The next CMS detector - upgrade I – is under construction. A fourth silicon detector layer will be added to the barrel. It is produced by a German collaboration between KIT and DESY. In order to accelerate the development of the bare module production processes and to reduce costs and risks a new methodical way of collaborating was chosen. Both research facilities share the production processes, hence optimizing and sharing know-how in a distributed detector package lab (DDPL). While formerly double indium bump-bonds were used, the current production processes utilize single SnPb- and SAC-solder bump flip chip technologies. This paper describes the current status of the production, testing and the production yield.
The silicon bare modules comprise of an 66 x 21.16 mm2 large silicon sensor with 16 digital readout electronic chips (ROCs) bump-bonded to the sensor. Thus a bare module has 66560 pixels and bond contacts. The solder opening on the sensor measures 30 µm, hence the requirement on the position accuracy of the flip chip process exceeds 5 µm. For the KIT production lot, the UBM and 30 µm SnPb solder balls were applied galvanically by RTI. DESY established a solder-jet process to apply SAC solder balls with a diameter of 40 µm on top of the electroless grown pad-UBM. Alternatively investigated bumping solutions include automated gold-stud bumping and precoat by powder sheet (PPS) processes. The flip-chip process is done by means of a FINEPLACER® femto with an in situ reflow chamber. The complete module is reflown under formic acid. Production tests include mechanical pull and shear tests. Additionally, the solder joints are investigated by X-ray, SEM and cross sections. In thermal tests the modules are cycled from -20 °C to +20 °C.
Electrical tests include I/V and C/V sensor tests. The ROCs have been fully qualified on wafer level. Optionally, single ROCs can be tested on the FINEPLACER immediately before the bonding process. The electrical bare-module testing is done on a motorized prober station.

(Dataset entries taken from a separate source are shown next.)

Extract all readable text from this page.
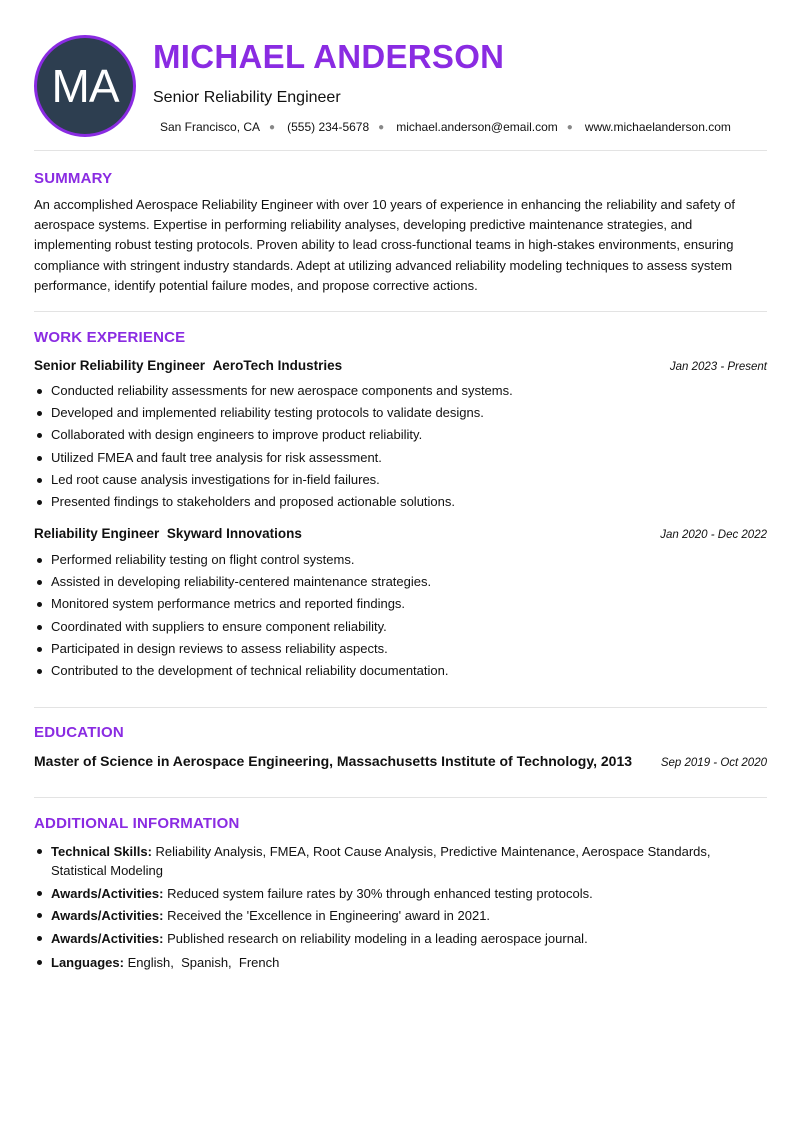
MA
MICHAEL ANDERSON
Senior Reliability Engineer
San Francisco, CA ● (555) 234-5678 ● michael.anderson@email.com ● www.michaelanderson.com
SUMMARY
An accomplished Aerospace Reliability Engineer with over 10 years of experience in enhancing the reliability and safety of aerospace systems. Expertise in performing reliability analyses, developing predictive maintenance strategies, and implementing robust testing protocols. Proven ability to lead cross-functional teams in high-stakes environments, ensuring compliance with stringent industry standards. Adept at utilizing advanced reliability modeling techniques to assess system performance, identify potential failure modes, and propose corrective actions.
WORK EXPERIENCE
Senior Reliability Engineer AeroTech Industries	Jan 2023 - Present
Conducted reliability assessments for new aerospace components and systems.
Developed and implemented reliability testing protocols to validate designs.
Collaborated with design engineers to improve product reliability.
Utilized FMEA and fault tree analysis for risk assessment.
Led root cause analysis investigations for in-field failures.
Presented findings to stakeholders and proposed actionable solutions.
Reliability Engineer Skyward Innovations	Jan 2020 - Dec 2022
Performed reliability testing on flight control systems.
Assisted in developing reliability-centered maintenance strategies.
Monitored system performance metrics and reported findings.
Coordinated with suppliers to ensure component reliability.
Participated in design reviews to assess reliability aspects.
Contributed to the development of technical reliability documentation.
EDUCATION
Master of Science in Aerospace Engineering, Massachusetts Institute of Technology, 2013	Sep 2019 - Oct 2020
ADDITIONAL INFORMATION
Technical Skills: Reliability Analysis, FMEA, Root Cause Analysis, Predictive Maintenance, Aerospace Standards, Statistical Modeling
Awards/Activities: Reduced system failure rates by 30% through enhanced testing protocols.
Awards/Activities: Received the 'Excellence in Engineering' award in 2021.
Awards/Activities: Published research on reliability modeling in a leading aerospace journal.
Languages: English,  Spanish,  French
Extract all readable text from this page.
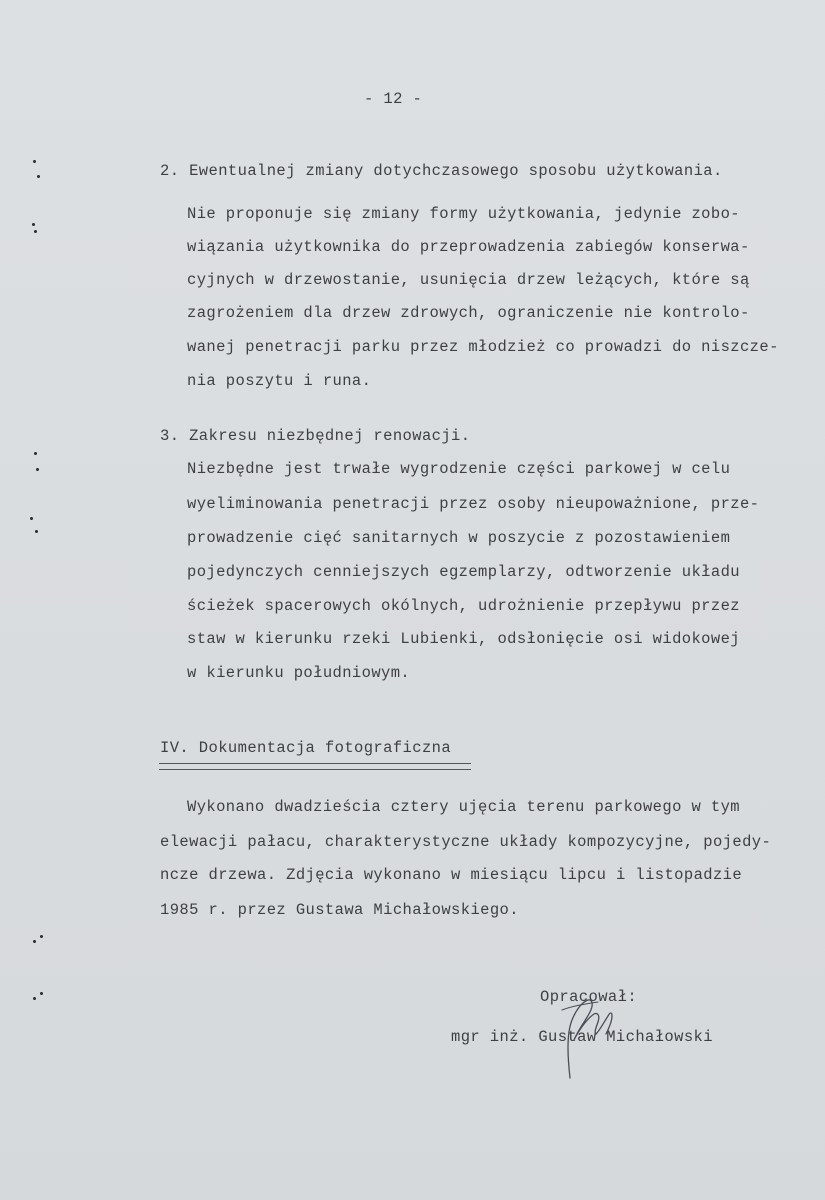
- 12 -
2. Ewentualnej zmiany dotychczasowego sposobu użytkowania.
Nie proponuje się zmiany formy użytkowania, jedynie zobo-
wiązania użytkownika do przeprowadzenia zabiegów konserwa-
cyjnych w drzewostanie, usunięcia drzew leżących, które są
zagrożeniem dla drzew zdrowych, ograniczenie nie kontrolo-
wanej penetracji parku przez młodzież co prowadzi do niszcze-
nia poszytu i runa.
3. Zakresu niezbędnej renowacji.
Niezbędne jest trwałe wygrodzenie części parkowej w celu
wyeliminowania penetracji przez osoby nieupoważnione, prze-
prowadzenie cięć sanitarnych w poszycie z pozostawieniem
pojedynczych cenniejszych egzemplarzy, odtworzenie układu
ścieżek spacerowych okólnych, udrożnienie przepływu przez
staw w kierunku rzeki Lubienki, odsłonięcie osi widokowej
w kierunku południowym.
IV. Dokumentacja fotograficzna
Wykonano dwadzieścia cztery ujęcia terenu parkowego w tym
elewacji pałacu, charakterystyczne układy kompozycyjne, pojedy-
ncze drzewa. Zdjęcia wykonano w miesiącu lipcu i listopadzie
1985 r. przez Gustawa Michałowskiego.
Opracował:
mgr inż. Gustaw Michałowski
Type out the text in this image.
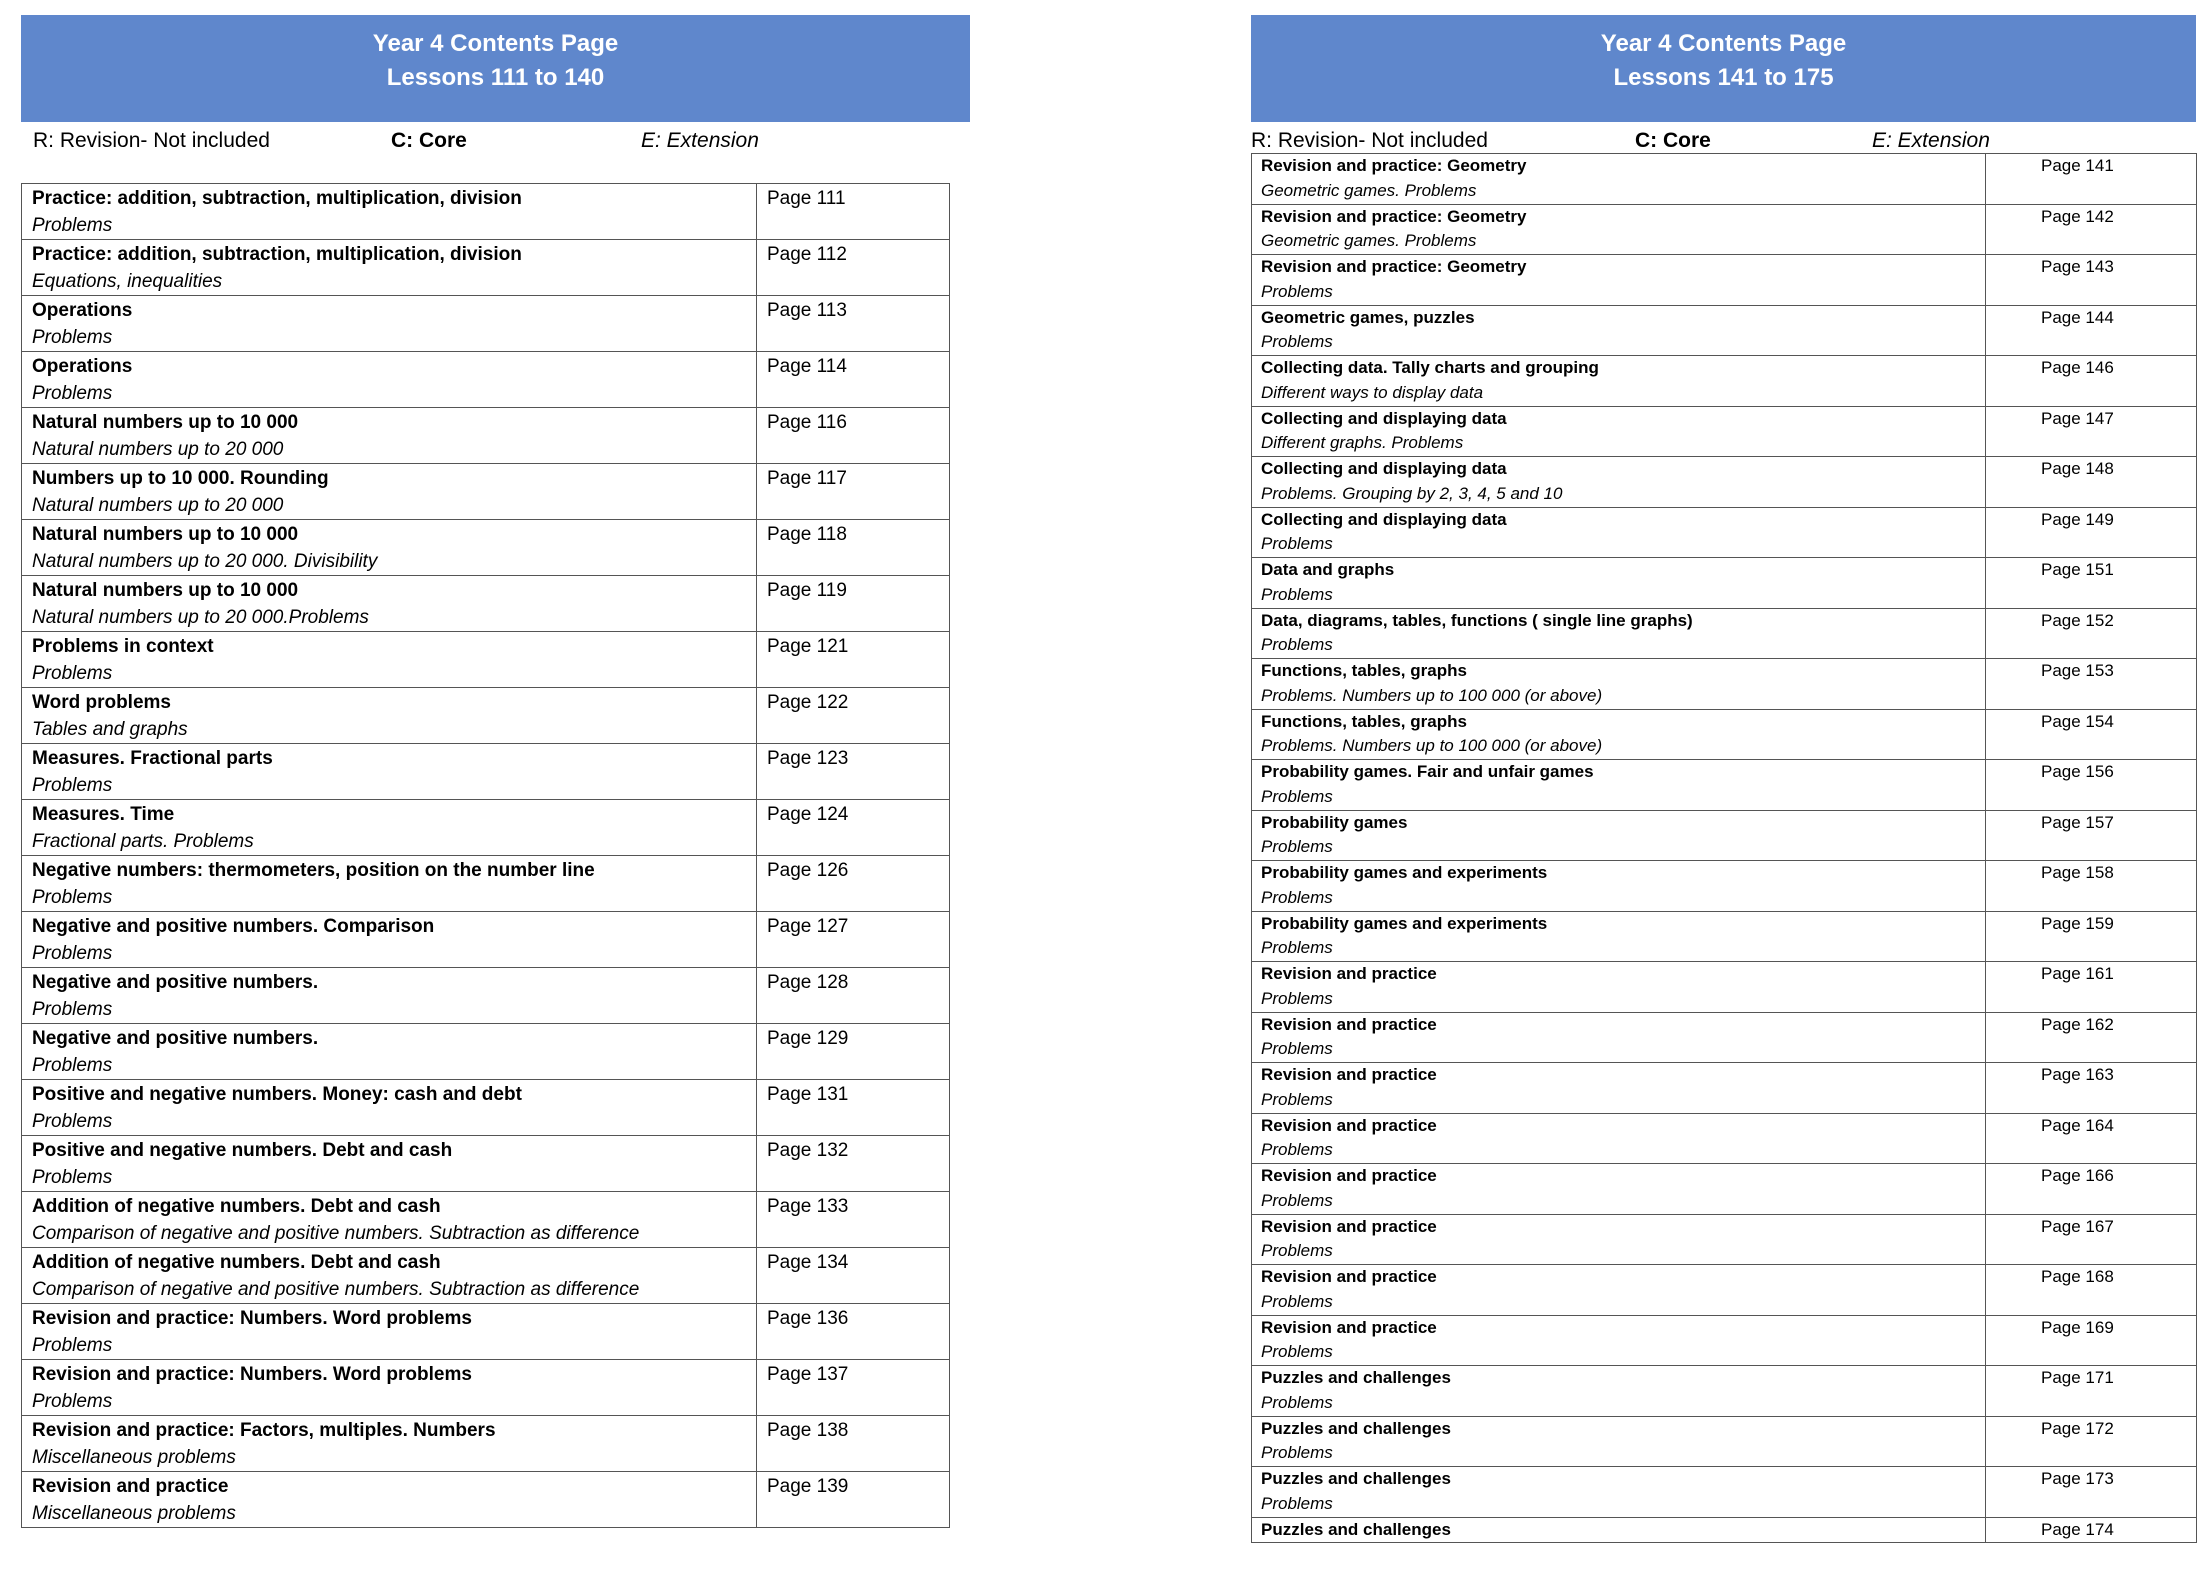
Year 4 Contents Page
Lessons 111 to 140
R: Revision- Not included	C: Core	E: Extension
Practice: addition, subtraction, multiplication, division
Problems	Page 111

Practice: addition, subtraction, multiplication, division
Equations, inequalities	Page 112

Operations
Problems	Page 113

Operations
Problems	Page 114

Natural numbers up to 10 000
Natural numbers up to 20 000	Page 116

Numbers up to 10 000. Rounding
Natural numbers up to 20 000	Page 117

Natural numbers up to 10 000
Natural numbers up to 20 000. Divisibility	Page 118

Natural numbers up to 10 000
Natural numbers up to 20 000.Problems	Page 119

Problems in context
Problems	Page 121

Word problems
Tables and graphs	Page 122

Measures. Fractional parts
Problems	Page 123

Measures. Time
Fractional parts. Problems	Page 124

Negative numbers: thermometers, position on the number line
Problems	Page 126

Negative and positive numbers. Comparison
Problems	Page 127

Negative and positive numbers.
Problems	Page 128

Negative and positive numbers.
Problems	Page 129

Positive and negative numbers. Money: cash and debt
Problems	Page 131

Positive and negative numbers. Debt and cash
Problems	Page 132

Addition of negative numbers. Debt and cash
Comparison of negative and positive numbers. Subtraction as difference	Page 133

Addition of negative numbers. Debt and cash
Comparison of negative and positive numbers. Subtraction as difference	Page 134

Revision and practice: Numbers. Word problems
Problems	Page 136

Revision and practice: Numbers. Word problems
Problems	Page 137

Revision and practice: Factors, multiples. Numbers
Miscellaneous problems	Page 138

Revision and practice
Miscellaneous problems	Page 139
Year 4 Contents Page
Lessons 141 to 175
R: Revision- Not included	C: Core	E: Extension
Revision and practice: Geometry
Geometric games. Problems	Page 141

Revision and practice: Geometry
Geometric games. Problems	Page 142

Revision and practice: Geometry
Problems	Page 143

Geometric games, puzzles
Problems	Page 144

Collecting data. Tally charts and grouping
Different ways to display data	Page 146

Collecting and displaying data
Different graphs. Problems	Page 147

Collecting and displaying data
Problems. Grouping by 2, 3, 4, 5 and 10	Page 148

Collecting and displaying data
Problems	Page 149

Data and graphs
Problems	Page 151

Data, diagrams, tables, functions ( single line graphs)
Problems	Page 152

Functions, tables, graphs
Problems. Numbers up to 100 000 (or above)	Page 153

Functions, tables, graphs
Problems. Numbers up to 100 000 (or above)	Page 154

Probability games. Fair and unfair games
Problems	Page 156

Probability games
Problems	Page 157

Probability games and experiments
Problems	Page 158

Probability games and experiments
Problems	Page 159

Revision and practice
Problems	Page 161

Revision and practice
Problems	Page 162

Revision and practice
Problems	Page 163

Revision and practice
Problems	Page 164

Revision and practice
Problems	Page 166

Revision and practice
Problems	Page 167

Revision and practice
Problems	Page 168

Revision and practice
Problems	Page 169

Puzzles and challenges
Problems	Page 171

Puzzles and challenges
Problems	Page 172

Puzzles and challenges
Problems	Page 173

Puzzles and challenges	Page 174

The production time for a complete module is about 60 minutes. Mechanical pull tests values exceed 10 kg for one ROC soldered on a single sensor, the shear values 13 cN per bump, indicating a very strong mechanically connection. X-ray inspection of the solder joints revealed highly reliable and void-free solder joints. The first production samples exhibited 100 % yield. They were tested by a 90Sr source and a X-ray tube. No bumps were missing and all pixels responded electrically as expected for both the analog and the new digital ROC. The testing time for one ROC on the module including calibration is currently about 5 minutes, but will be accelerated by new test software releases. Rework procedures foresee a single ROC to be unsoldered and replaced.
The joint efforts inside the DDPL helped both DESY and KIT to quickly install a reliable and robust production process for future pixel detector assemblies.